Djibouti: 20 ans de pouvoir du président - Guelleh partira-t-il jamais ?

analyse

Déjà 20 ans au pouvoir et le président djiboutien, Ismaïl Omar Guelleh (IOG), n'est pas prêt à passer la main après son quatrième mandat qui prend fin en 2021.

En effet, à l'occasion de son vingtième anniversaire à la tête de Djibouti, hier 8 mai, le septuagénaire président n'a montré aucun indice qui pourrait susciter une quelconque lueur d'espoir pour l'alternance dans ce petit pays de la Corne de l'Afrique.

Ce qui renforce le doute sur ses velléités de présidence à vie, c'est d'avoir laissé entendre qu'il était « possible de passer la main » à la fin de son mandat.

Ce propos empreint de clair-obscur propre aux dictateurs et aux pouvoiristes, traduit l'attachement viscéral de Omar Guelleh au pouvoir. Car, en parlant de possibilité de passer la main, cela laisse croire que c'est sa volonté qui prime sur la Constitution djiboutienne et non l'inverse.

En tous les cas, tout le monde sait que le pouvoir djiboutien est une dictature qui a su se donner les moyens pour embastiller le peuple et réduire la société civile et l'opposition au silence.

Quand on sait que devenu président en 1999, Ismaïl Omar Guelleh a été réélu en 2005, puis, après une modification de la Constitution, en 2011 et 2016, cela apporte de l'eau au moulin de ceux qui pensent que ce n'est pas demain la veille que l'alternance interviendra à Djibouti.

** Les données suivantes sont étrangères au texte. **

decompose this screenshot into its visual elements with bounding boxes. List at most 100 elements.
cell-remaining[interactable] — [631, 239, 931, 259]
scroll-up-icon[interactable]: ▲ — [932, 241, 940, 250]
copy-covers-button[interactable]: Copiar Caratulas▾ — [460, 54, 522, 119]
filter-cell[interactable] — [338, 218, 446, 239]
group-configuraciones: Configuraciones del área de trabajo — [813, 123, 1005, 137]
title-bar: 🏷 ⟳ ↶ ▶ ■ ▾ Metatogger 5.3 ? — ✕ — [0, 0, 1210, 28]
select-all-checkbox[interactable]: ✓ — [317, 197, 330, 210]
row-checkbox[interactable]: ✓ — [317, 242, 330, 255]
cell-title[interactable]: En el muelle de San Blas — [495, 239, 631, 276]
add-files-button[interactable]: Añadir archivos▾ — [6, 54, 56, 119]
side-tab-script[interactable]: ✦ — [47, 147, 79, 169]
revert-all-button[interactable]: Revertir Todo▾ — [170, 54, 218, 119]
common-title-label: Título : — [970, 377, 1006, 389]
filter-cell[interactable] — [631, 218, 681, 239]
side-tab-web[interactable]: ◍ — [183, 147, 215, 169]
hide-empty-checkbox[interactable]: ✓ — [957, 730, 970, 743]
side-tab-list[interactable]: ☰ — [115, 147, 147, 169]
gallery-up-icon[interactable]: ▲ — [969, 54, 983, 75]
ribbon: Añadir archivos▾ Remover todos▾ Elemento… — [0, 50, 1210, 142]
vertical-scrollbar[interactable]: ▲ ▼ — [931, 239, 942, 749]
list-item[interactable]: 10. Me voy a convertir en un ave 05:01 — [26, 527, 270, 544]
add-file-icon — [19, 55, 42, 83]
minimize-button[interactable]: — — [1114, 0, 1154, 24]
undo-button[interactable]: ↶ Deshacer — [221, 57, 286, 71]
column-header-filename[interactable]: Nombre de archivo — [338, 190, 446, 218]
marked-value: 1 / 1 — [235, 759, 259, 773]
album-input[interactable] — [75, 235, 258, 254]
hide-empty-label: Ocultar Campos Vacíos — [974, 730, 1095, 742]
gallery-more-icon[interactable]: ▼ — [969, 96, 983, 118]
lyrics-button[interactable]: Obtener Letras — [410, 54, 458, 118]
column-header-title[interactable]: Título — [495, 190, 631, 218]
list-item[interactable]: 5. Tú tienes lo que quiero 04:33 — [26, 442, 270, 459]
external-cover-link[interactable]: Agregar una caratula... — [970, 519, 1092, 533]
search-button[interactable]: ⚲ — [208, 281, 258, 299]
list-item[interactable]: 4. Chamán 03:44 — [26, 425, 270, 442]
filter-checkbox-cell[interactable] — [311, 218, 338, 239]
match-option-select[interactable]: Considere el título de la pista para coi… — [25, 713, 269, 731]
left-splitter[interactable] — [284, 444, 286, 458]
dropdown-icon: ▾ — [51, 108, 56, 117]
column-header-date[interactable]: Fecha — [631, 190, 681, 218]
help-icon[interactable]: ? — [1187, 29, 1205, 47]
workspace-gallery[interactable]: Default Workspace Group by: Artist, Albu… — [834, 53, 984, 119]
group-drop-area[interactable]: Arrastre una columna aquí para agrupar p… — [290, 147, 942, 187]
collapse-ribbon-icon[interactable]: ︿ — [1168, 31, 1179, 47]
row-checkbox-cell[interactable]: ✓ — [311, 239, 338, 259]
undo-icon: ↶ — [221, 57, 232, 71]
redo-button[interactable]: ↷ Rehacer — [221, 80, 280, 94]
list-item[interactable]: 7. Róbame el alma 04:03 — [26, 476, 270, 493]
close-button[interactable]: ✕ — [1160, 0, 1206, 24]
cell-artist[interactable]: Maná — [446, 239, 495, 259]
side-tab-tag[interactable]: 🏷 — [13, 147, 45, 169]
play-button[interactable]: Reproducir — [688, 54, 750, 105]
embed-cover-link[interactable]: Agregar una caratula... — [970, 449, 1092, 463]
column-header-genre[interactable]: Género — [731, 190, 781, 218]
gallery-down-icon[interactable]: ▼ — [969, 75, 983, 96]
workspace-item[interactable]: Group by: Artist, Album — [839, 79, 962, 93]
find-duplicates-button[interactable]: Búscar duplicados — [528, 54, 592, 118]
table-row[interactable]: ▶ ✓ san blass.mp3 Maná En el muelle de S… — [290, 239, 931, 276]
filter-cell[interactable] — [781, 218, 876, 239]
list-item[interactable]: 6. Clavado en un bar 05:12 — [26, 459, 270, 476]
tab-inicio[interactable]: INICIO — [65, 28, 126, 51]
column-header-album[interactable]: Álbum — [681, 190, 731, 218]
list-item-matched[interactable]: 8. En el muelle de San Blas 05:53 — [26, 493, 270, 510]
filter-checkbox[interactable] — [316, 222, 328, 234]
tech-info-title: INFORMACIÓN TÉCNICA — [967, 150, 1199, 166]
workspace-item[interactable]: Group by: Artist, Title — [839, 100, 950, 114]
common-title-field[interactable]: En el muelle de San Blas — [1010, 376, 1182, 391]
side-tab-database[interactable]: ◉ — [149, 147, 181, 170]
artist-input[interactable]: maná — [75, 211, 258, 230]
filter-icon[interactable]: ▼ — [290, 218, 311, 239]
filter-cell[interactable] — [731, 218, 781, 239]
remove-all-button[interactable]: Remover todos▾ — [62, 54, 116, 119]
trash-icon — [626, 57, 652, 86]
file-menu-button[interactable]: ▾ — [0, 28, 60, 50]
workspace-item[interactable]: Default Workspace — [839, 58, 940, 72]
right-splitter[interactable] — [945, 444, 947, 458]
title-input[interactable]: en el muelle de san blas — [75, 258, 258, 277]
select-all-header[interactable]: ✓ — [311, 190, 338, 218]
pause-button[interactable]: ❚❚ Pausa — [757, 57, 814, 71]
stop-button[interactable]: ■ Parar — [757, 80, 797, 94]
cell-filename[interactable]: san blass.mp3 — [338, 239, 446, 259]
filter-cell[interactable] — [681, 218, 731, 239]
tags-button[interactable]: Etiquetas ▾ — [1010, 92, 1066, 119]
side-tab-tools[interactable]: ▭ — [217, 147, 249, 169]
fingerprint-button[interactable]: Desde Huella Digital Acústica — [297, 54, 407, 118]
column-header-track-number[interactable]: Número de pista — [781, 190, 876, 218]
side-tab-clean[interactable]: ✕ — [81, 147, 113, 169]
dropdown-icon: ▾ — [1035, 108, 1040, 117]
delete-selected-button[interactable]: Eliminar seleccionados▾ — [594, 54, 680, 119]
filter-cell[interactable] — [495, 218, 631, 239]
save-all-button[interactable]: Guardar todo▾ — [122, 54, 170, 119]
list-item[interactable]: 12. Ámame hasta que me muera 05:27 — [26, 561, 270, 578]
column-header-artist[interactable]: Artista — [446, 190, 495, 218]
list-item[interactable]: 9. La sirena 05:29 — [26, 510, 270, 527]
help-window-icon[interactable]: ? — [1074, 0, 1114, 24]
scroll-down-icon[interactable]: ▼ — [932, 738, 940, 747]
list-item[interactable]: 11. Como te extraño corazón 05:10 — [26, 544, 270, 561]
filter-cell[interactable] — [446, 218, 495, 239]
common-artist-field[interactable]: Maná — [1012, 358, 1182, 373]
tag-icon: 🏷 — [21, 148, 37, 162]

Alors, Guelleh partira-t-il jamais ? Tout laisse croire que non. L'on avait eu la faiblesse de croire qu'après la parenthèse sanglante de 2013 suite aux législatives qui avaient abouti à une grave crise électorale et une répression du régime contre les opposants, le natif de Dire Dawa refermerait une des pages sombres de l'histoire politique du pays, pour en ouvrir une autre faite de liberté et de démocratie.

Mais tant d'années après, le désenchantement est total. Pire, Guelleh s'est mué, au fil des ans, en véritable prédateur, aux dents acérées, des libertés individuelles et collectives.

Guelleh doit savoir arrêter pendant qu'il est encore temps

Avec quelques performances réalisées au plan économique, notamment un taux de croissance de 6% et un triplement du produit intérieur brut, il reste que Djibouti n'est pas un exemple de démocratie. L'on peut même se demander si Ismaïl Omar Guelleh a l'intention de se défaire de cette image.

En effet, eu égard aux manifestations dans son pays, inspirées par le printemps arabe qu'il a réussi à réprimer au début de 2011 et au regard de ce qui s'est passé récemment en Algérie et au Soudan, le président djiboutien devait être en mesure de comprendre que les populations africaines aspirent au changement et que les longs règnes aboutissent toujours au chaos.

C'est apparemment mal le connaître. Devenu le chouchou des puissances occidentales et asiatiques compte tenu de la position géostratégique de son pays où transitent 20% des exportations mondiales et de l'installation des bases militaires desdites puissances, le président Guelleh semble n'avoir peur de rien.

Mais ce qu'il oublie, c'est que même s'il a réussi à contenir les contestations de 2011, huit ans après, rien ne dit qu'il pourra continuer d'aller à contre-courant des aspirations du peuple à l'alternance.

Car si les Tunisiens, les Egyptiens, les Algériens et les Soudanais ont réussi à chasser leurs dictateurs respectifs avec succès, c'est que les Djiboutiens aussi en sont capables, pour peu qu'ils acceptent un jour de faire des sacrifices. C'est dire que Guelleh doit savoir arrêter pendant qu'il est encore temps et donner des gages qu'il ne se succédera pas à lui-même au-delà de 2021.